Ashley Macleod 1 , Umbreen Hafeez 1 2 , Spira Stojanovik 1 , Francesca McGannon 1 , Helena Rodi 1 , Linda Nolte 1
  1. NEMICS, Austin Health, Heidelberg, Victoria, Australia
  2. Austin Health, Heidelberg, VICTORIA, Australia

Background

The Australian Cancer Plan and Victorian Cancer Plan aim to drive improvement in health equity for people from culturally and linguistically diverse (CALD) backgrounds. Equity in cancer care includes improved access, care and outcomes for CALD communities. However, there is no CALD communities based Optimal Care Pathway or a comprehensive understanding of their patterns of cancer care, experience or outcomes.

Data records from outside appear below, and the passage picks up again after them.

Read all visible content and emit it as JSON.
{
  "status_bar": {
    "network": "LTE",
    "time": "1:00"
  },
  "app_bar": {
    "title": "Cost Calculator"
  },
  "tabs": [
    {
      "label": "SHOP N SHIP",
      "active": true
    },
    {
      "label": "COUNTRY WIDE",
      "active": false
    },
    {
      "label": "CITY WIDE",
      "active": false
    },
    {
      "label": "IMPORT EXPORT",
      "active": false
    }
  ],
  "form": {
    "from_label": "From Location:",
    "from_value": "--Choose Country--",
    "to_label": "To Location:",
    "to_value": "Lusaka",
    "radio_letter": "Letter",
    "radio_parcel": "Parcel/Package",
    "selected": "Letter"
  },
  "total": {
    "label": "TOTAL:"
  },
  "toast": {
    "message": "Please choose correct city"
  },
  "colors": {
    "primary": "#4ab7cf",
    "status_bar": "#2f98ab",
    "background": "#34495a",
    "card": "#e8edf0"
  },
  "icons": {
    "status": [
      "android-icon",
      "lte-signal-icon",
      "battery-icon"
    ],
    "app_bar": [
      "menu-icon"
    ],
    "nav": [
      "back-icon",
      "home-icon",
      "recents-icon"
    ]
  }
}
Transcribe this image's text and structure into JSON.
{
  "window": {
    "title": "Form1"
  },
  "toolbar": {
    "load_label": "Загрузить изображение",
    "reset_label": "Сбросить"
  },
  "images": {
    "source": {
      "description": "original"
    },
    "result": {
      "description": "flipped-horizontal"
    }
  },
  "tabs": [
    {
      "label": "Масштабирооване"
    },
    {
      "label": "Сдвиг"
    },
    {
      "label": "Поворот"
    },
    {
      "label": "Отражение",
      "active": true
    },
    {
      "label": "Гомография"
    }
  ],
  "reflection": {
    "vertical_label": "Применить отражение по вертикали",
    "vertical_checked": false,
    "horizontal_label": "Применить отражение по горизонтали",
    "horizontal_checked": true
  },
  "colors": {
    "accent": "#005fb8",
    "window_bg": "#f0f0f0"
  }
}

This program of work aimed to improve the understanding of CALD communities’ cancer care priorities, experiences, and outcomes within Victoria. Additionally, this program aimed to inform CALD optimal cancer care indicators.

Methods

During 2023-2024, the North Eastern Melbourne Integrated Cancer Service (NEMICS) delivered analyses:

  1. Cancer care for CALD communities: CALD demographics, resources, and policy inclusion and priorities.
  2. Victorian cancer plan consultation: four non-English language community organisations online semi-structured interviews.
  3. Victorian cancer patient experience survey: quantitative and free text responses by those that identified as speaking a language other than English at home.
  4. Identifying variation in cancer care for CALD communities: Victorian Admitted Episode Dataset and statistically significant variations in admitted cancer care.

Findings

Victoria is the most CALD diverse state in Australia with 35% of the population born overseas and 33% speak a language other than English at home. CALD communities represent 25% of new cancer cases yet there is a lack of CALD identifiers within cancer datasets. Communities report issues including a lack of trust, health literacy, understanding of their cultural beliefs, ability to navigate the system, access to services and clinical trials, availability of information, and bilingual workforce. Patient experience findings include the need for improved communication, information, decision-making involvement, support services, and bilingual workforce. CALD patients were more likely to be diagnosed with cancer via the emergency department.

Conclusion

This program informed the development of the CALD Communities VICS Optimal Care Summits program and quality indicators.